I remember this day so clearly: My oldest daughter, Isabelle, begged Trevor and I to allow her to have her friends over for dinner and sleep over to celebrate the end of her basketball season. Traditionally, we disallowed visitors from Isabelle’s conservative catholic school for fear that Isabelle and her twin brother would be “outed” and therefore teased or tormented. But if she was ready to come clean to her class mates, who were we to tell her “No”?
The team arrived to our home, sleeping bags in tow. We greeted each parent and introduced ourselves…actually introduced ourselves. We were not brothers, friends, or roommates. We were Isabelle’s Dads. Four of the seven mothers decided not to allow their children to stay in our home. The remaining teammates ran through the house and eventually gathered in the kitchen awaiting the arrival of the evasive pizza delivery man. I have never been so proud of what happened next.

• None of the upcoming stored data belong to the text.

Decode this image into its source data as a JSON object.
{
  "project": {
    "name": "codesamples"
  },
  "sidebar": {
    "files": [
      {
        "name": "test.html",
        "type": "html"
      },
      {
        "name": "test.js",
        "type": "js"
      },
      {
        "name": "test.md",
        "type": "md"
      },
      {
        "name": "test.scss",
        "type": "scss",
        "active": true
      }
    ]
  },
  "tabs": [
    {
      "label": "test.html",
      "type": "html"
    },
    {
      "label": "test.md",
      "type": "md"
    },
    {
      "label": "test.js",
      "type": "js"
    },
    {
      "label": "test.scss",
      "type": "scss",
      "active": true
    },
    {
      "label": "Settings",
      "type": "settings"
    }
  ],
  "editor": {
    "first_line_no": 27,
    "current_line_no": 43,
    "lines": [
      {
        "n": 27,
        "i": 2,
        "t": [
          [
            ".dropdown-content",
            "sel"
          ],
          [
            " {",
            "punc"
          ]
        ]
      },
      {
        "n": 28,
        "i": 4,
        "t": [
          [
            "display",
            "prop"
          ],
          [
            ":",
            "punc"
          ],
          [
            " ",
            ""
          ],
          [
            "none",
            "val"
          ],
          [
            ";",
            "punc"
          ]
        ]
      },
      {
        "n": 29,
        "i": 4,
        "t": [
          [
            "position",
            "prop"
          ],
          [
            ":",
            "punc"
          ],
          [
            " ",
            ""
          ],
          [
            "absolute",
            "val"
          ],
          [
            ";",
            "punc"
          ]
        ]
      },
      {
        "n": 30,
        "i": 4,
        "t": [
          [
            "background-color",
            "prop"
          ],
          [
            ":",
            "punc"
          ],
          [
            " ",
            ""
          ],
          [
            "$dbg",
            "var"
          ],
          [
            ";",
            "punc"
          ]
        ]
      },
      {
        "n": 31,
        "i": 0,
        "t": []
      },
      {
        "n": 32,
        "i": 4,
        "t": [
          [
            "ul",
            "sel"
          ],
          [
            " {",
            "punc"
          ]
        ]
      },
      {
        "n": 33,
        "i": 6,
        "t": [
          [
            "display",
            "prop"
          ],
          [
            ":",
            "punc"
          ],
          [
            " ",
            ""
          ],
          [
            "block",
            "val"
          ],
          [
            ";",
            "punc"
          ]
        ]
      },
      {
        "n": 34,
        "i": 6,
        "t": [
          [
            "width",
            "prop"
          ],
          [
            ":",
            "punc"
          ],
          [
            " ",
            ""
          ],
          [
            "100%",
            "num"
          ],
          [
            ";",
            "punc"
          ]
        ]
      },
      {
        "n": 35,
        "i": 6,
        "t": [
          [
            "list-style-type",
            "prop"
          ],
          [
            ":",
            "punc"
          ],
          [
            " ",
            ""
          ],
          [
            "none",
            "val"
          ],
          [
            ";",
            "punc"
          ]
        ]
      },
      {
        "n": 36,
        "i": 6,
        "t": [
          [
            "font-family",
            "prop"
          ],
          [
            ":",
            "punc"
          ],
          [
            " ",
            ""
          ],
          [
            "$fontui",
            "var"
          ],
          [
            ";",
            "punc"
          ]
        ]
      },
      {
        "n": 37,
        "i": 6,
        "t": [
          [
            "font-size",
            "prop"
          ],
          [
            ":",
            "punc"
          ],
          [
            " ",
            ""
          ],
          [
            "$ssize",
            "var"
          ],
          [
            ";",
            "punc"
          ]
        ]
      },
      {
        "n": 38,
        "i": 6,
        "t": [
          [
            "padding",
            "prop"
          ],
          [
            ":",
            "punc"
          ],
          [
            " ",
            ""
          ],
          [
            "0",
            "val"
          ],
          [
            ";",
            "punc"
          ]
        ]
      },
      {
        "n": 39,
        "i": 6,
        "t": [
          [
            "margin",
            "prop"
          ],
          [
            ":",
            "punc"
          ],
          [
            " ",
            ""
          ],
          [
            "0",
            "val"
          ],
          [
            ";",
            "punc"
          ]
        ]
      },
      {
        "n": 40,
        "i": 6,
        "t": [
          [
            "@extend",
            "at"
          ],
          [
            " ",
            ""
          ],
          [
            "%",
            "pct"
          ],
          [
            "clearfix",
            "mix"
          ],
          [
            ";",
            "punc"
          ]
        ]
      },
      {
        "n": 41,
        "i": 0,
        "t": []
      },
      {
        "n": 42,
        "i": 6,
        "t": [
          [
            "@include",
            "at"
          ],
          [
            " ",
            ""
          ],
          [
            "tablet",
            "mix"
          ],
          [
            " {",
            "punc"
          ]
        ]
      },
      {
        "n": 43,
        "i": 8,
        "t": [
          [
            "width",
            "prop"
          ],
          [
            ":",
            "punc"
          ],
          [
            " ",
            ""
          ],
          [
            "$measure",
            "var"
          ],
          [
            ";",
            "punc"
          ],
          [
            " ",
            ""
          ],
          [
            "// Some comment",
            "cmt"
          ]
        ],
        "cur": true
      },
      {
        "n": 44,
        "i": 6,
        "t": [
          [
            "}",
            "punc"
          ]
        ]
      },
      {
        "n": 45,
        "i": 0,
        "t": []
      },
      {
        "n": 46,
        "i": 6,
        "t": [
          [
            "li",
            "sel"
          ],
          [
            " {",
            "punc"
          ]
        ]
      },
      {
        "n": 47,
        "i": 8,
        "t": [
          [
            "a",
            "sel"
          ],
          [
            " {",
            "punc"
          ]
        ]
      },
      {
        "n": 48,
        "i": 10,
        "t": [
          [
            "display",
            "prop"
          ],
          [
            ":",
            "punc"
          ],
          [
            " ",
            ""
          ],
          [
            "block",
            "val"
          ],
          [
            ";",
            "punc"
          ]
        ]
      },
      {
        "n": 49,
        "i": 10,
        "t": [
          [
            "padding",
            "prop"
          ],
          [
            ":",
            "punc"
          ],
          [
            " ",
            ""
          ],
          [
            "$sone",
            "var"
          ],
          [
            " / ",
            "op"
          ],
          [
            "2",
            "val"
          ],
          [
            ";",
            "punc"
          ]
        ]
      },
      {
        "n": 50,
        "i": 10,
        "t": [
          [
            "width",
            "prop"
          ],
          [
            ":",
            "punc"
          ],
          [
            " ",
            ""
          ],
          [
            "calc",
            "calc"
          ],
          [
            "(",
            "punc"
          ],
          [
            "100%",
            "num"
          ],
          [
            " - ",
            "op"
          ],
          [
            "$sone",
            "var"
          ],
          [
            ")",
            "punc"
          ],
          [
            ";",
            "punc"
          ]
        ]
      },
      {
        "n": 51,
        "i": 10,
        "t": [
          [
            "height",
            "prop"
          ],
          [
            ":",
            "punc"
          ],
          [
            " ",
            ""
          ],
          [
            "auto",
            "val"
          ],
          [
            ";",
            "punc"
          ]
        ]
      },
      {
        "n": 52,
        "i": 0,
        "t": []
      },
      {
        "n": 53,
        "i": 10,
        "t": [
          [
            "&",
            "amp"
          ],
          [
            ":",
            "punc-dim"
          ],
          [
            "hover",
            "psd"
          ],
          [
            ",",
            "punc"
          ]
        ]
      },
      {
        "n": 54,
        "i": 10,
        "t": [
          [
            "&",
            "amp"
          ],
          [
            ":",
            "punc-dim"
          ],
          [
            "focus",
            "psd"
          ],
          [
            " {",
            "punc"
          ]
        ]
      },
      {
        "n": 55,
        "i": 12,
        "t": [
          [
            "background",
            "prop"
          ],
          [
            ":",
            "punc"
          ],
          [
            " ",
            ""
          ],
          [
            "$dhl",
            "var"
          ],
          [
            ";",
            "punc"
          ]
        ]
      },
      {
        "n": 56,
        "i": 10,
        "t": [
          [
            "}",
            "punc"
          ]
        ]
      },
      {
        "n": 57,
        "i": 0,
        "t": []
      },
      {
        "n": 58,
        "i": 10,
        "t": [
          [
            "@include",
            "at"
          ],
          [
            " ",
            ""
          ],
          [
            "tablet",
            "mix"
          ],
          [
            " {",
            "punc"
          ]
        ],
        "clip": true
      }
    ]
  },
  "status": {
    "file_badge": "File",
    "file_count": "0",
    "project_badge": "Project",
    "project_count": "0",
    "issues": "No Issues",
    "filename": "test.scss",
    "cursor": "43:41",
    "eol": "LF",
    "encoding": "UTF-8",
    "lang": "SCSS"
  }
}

“Isabelle, are both of those guys your dads?” One little girl started in…I rushed from the next room toward the kitchen to diffuse the situation, but Trevor stopped me. He urged me to listen closely, but allow our daughter, who we raised, who we taught, who we loved, to handle the situation in whatever way she thought best.
“That’s disgusting.” One girl commented, “That’s a sin.” said another.
Isabelle responded in a matter-of-fact tone saying, “Some boys kiss boys, and some girls kiss girls…deal with it.”
The conversation was over and no one ever mentioned it as a problem again. Today Isabelle, Garrit, Elsie and Julia are all out and proud children of two gay dads.